Обиженная учительница королей и принцев «закусила удила»:
– Смех – это привилегия умного человека, цивилизованного. Козлам и баранам она недоступна.
Повисла такая напряжённая тишина, что стал слышен полёт какой-то заблудившейся мухи. Прозвучавшие слова отчётливо услышали все присутствующие, в том числе и группы соседей на улице. И слова эти попахивали невероятным оскорблением высшего чина восемнадцатого сектора. Да что там попахивали! Они прямым текстом утверждали: прославленный генерал и главный консул – настоящий баран.
При этом не стоило забывать о многочисленных случаях расстрела главными консулами тех лиц, которые не просто пытались на них покушаться, а нечаянно или по своему скудоумию оскорбили. Причём расстрелы высшим представителем авторитарной власти происходили не только по месту его «работы», а порой и в других секторах. Имелось такое право, пусть потом и осуждаемое, пусть потом и порицаемое всеми… (кроме дэмов!) Но имелось! Гримасы, так сказать, и перекосы здешней системы правления.
И в том, что няня сейчас находится в смертельной опасности, Поль почувствовал вину прежде всего свою личную. Ведь мог сразу крикнуть с крыльца нечто этакое: «Геер дон! Это няня моей сестры!» А теперь как бы поздно не было. Но всё равно постарался разорвать грозную тишину восклицанием:
– Элен! Как вы осмеливаетесь грубить главному консулу?! Немедленно извинитесь и отправляйтесь присматривать за вверенным вам, по распоряжению самого Прогрессора, ребёнком!
Если бы не критичная ситуация, можно было со смехом наблюдать, как повела себя мадам Макиллайна. Она вначале перевела удивлённый взгляд на своего работодателя и поручителя и пару раз в недоумении похлопала своими весьма пышными ресницами.
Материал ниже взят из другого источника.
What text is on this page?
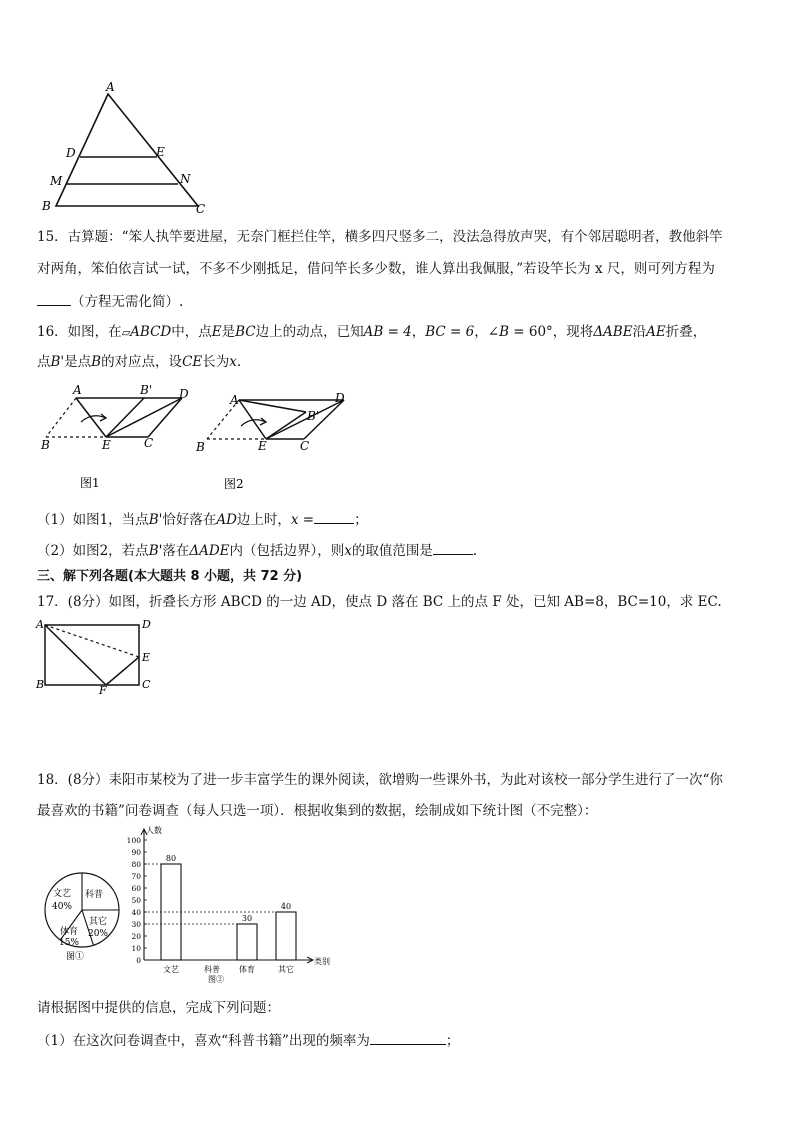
A
D	E
M	N
B	C
15．古算题：“笨人执竿要进屋，无奈门框拦住竿，横多四尺竖多二，没法急得放声哭，有个邻居聪明者，教他斜竿
对两角，笨伯依言试一试，不多不少刚抵足，借问竿长多少数，谁人算出我佩服，”若设竿长为 x 尺，则可列方程为
（方程无需化简）.
16．如图，在▱ABCD中，点E是BC边上的动点，已知AB = 4，BC = 6，∠B = 60°，现将ΔABE沿AE折叠，
点B'是点B的对应点，设CE长为x.
A	B' D
B	E	C
图1
A
B'
D
B	E	C
图2
（1）如图1，当点B'恰好落在AD边上时，x =	；
（2）如图2，若点B'落在ΔADE内（包括边界），则x的取值范围是	.
三、解下列各题(本大题共 8 小题，共 72 分)
17．(8分）如图，折叠长方形 ABCD 的一边 AD，使点 D 落在 BC 上的点 F 处，已知 AB=8，BC=10，求 EC.
A	D
E
B	F	C
18．(8分）耒阳市某校为了进一步丰富学生的课外阅读，欲增购一些课外书，为此对该校一部分学生进行了一次“你
最喜欢的书籍”问卷调查（每人只选一项）．根据收集到的数据，绘制成如下统计图（不完整）：
文艺
40%
科普
其它
20%
体育
15%
图①
人数
类别
0
10
20
30
40
50
60
70
80
90
100
文艺	科普 体育	其它
图②
80
30
40
请根据图中提供的信息，完成下列问题：
（1）在这次问卷调查中，喜欢“科普书籍”出现的频率为	；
Затем вновь вернулась взглядом к мужчине, стоявшему перед ней, и смерила его с ног до головы оледеневшим взглядом. Словно спросила: «И вот это ничтожество, грубиян – консул?» А затем в саркастической улыбке показала свои безукоризненно белые зубки:
– Ну конечно! Конечно, я извиняюсь! – Но лучше бы она вообще промолчала! Потому что всё её ехидное обращение прозвучало так, словно она обращалась к человеку крайне неуравновешенному, больному психически, которого лучше не дразнить. Или как к злобной собаке, которую опытный человек успокаивает словами: «Ты же отличный пёс! Добрый и ласковый! Мы с тобой обязательно подружимся, только прекращай на меня лаять».